I don't know. I think it was genuinely dumb luck to have idiots cut me off like that, but I suppose that statistically, since I drive most of the day, it will happen that way whether I am on the phone or not. But like I expected, there is something new to worry about now that I have to approach using the phone differently. Sure, the Bluetooth is one button stuff, and has voice dialing and I don't need to hang up to end a call. But it is odd because at least the old way made it clear to my brain that I was on a phone call because my hand had to hold something that behaved like a phone. Now it is odd talking like on a phone but not holding one.

A few weeks ago I did actually have a very minor rear-end collision as I was driving down one of the steepest streets in San Diego—Laurel St. between Union and State. The van I was driving (not the F-150 I usually drive) locked its brakes and skipped down the concrete street surface for at least a car length, going maybe 15-20 miles per hour at most. That hill is steep enough that you have to ride your brakes if you don't have a green light all to yourself. Anyhow, some dillweed two cars ahead of me hesitated as he began a right turn during a green light. He stopped during the light and the two of us behind him had to slam on our brakes. He moved in time so the truck in front of me could have moved, but I locked up the brakes and was essentially out of control for a second. All that resulted was some bumper damage, and not much at that. Despite these close calls detailed above, during this actual incident, I was not on the phone, had no radio on, was not eating, or any of that. I happened to be in a vehicle that I trusted less and on a street that is pretty much the wrong place to start a brake-locked skid.

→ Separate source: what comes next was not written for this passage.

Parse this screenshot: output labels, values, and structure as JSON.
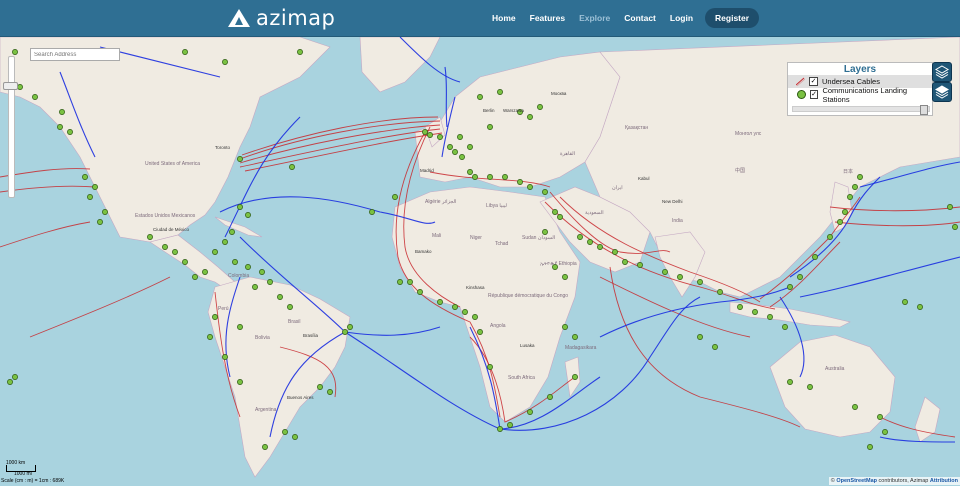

A coworker of mine went up to a cop and asked about the new law and how it affected the drivers who use the walkie talkie radio features like we do. The short answer was that push-to-talk was fine if it wasn't held up to my ears; if it was held out in front or beside me, it was okay, but to put it to the ear was illegal. Oh, fine. The company made a big deal about getting these ear bud things and for many of us who use the walkie talkies (but are disabled as phones), the buds are essentially needless! But as long as it works with my own phone, I will accept the use of one at company expense. My own phone has speakerphone anyway, so really I don't need to use the Bluetooth thing at all, it seems. But there is something to be said for having the thing when it comes time to talk while moving product and stuff. But I don't have to like it. I know I'd try to avoid paying for one myself.